Do you enjoy slow walks in a valley, breezes, wildflowers, the sounds of songbirds, the taste of a Douglas Fir needle or a California Bay leaf, the aroma of tarweed, or watching wild turkeys and California Quail hunt for seeds and insects in the grass? Join California Certified Naturalists Judy Armstrong and Judy Withee for this series of meandering explorations. Each month (weather-permitting) we will explore one or two of our accessible trails– the Creekside Nature Trail, or the Meadow Trail. Suitable for all levels and a range of mobility, these Sunday afternoon adventures will accommodate young children, parents with babies in strollers, and people using walkers or wheelchairs as well as those who just enjoy slow walks in nature that stimulate the five senses.

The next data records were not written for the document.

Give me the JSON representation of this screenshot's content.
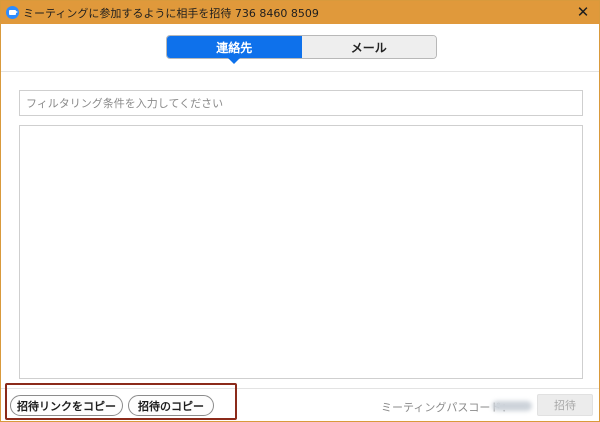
{
  "window": {
    "title": "ミーティングに参加するように相手を招待 736 8460 8509"
  },
  "tabs": [
    {
      "label": "連絡先",
      "active": true
    },
    {
      "label": "メール",
      "active": false
    }
  ],
  "filter": {
    "placeholder": "フィルタリング条件を入力してください",
    "value": ""
  },
  "footer": {
    "copy_link_label": "招待リンクをコピー",
    "copy_invite_label": "招待のコピー",
    "passcode_label": "ミーティングパスコード：",
    "invite_label": "招待"
  },
  "colors": {
    "titlebar": "#e0993b",
    "accent": "#0e71eb",
    "highlight": "#8b2a1a"
  },
  "icons": {
    "app": "zoom-camera-icon",
    "close": "close-icon"
  }
}
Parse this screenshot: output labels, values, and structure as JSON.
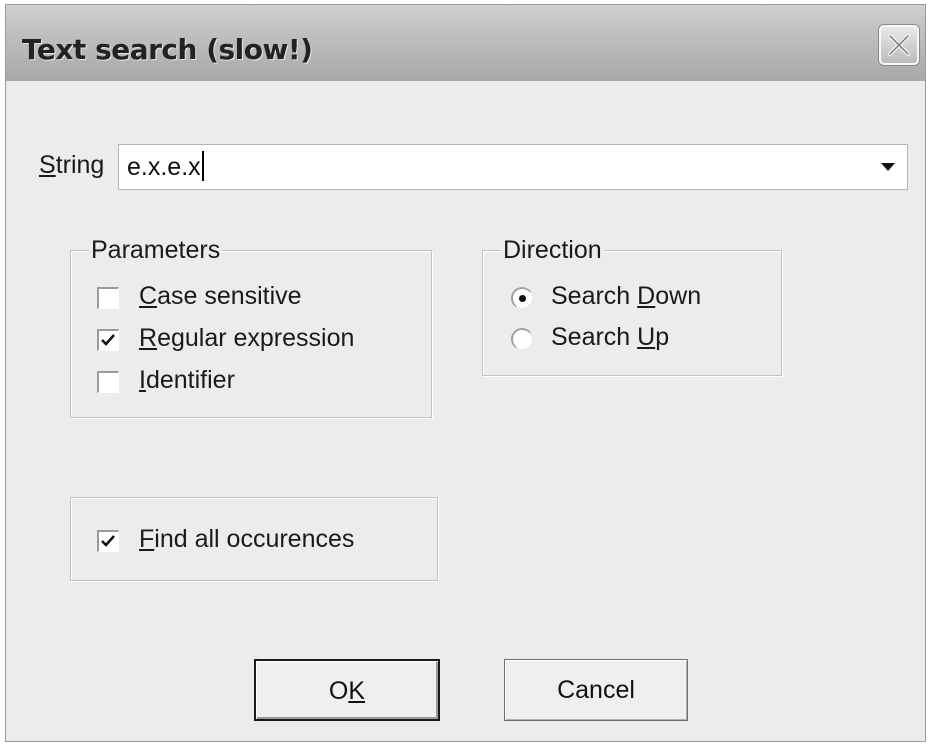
{
  "window": {
    "title": "Text search (slow!)",
    "close_icon": "close-icon"
  },
  "search": {
    "label_prefix": "",
    "label_mnemonic": "S",
    "label_rest": "tring",
    "value": "e.x.e.x",
    "dropdown_icon": "dropdown-arrow-icon"
  },
  "parameters": {
    "title": "Parameters",
    "options": [
      {
        "mnemonic": "C",
        "rest": "ase sensitive",
        "checked": false
      },
      {
        "mnemonic": "R",
        "rest": "egular expression",
        "checked": true
      },
      {
        "mnemonic": "I",
        "rest": "dentifier",
        "checked": false
      }
    ]
  },
  "direction": {
    "title": "Direction",
    "options": [
      {
        "before": "Search ",
        "mnemonic": "D",
        "rest": "own",
        "selected": true
      },
      {
        "before": "Search ",
        "mnemonic": "U",
        "rest": "p",
        "selected": false
      }
    ]
  },
  "find_all": {
    "mnemonic": "F",
    "rest": "ind all occurences",
    "checked": true
  },
  "buttons": {
    "ok_prefix": "O",
    "ok_mnemonic": "K",
    "cancel": "Cancel"
  },
  "colors": {
    "dialog_bg": "#ececec",
    "titlebar": "#bdbdbd"
  }
}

Our May program will focus on the serpentine grassland along Meadow Trail, chaparral along Hillside Trail, the riparian area and oak woodlands adjacent to Creekside Trail, and the fir forests on Sugarloaf Ridge above the campground. There will be frequent stops and opportunities for conversation, photography, nature journaling, wildlife viewing, resting, etc., so bring your nature journal, camera, or binoculars, if you have them. We also invite you to bring a small, foldable camping chair, if you think you might need it.

Tickets are $5-$10 sliding scale for adults and free for children under 12. Wear comfortable shoes, a hat, sun protection, bring at least a quart of water and if desired, a snack.

Ease of access: There is one van-designated accessible parking spot at the White Barn, as well as an accessible porta-potty. The Lower Bald Mt Trail trailhead from the Observatory is a rough gravel hiking trail of approximately 671ft in length and 54ft of elevation gain. Meadow Trail is an unpaved fire road that is mostly flat although not technically ADA-compliant. Some wheelchair users with off-road capacity chairs have successfully travelled this trail, which during the dry season is relatively accessible for viewing different habitats including a large meadow. Hillside has three trailheads; the northernmost one that connects the Meadow Trail with the White Barn is relatively flat and compacted gravel. The Creekside Nature Trail is a 0.49-mi (one way) ADA-compliant trail. The path from Creekside to the amphitheater is a 433ft unpaved road with a maximum running slope of 13%. The path from the amphitheater center to the campground is 77ft, concrete paved, with a narrow bridge with tall side rails.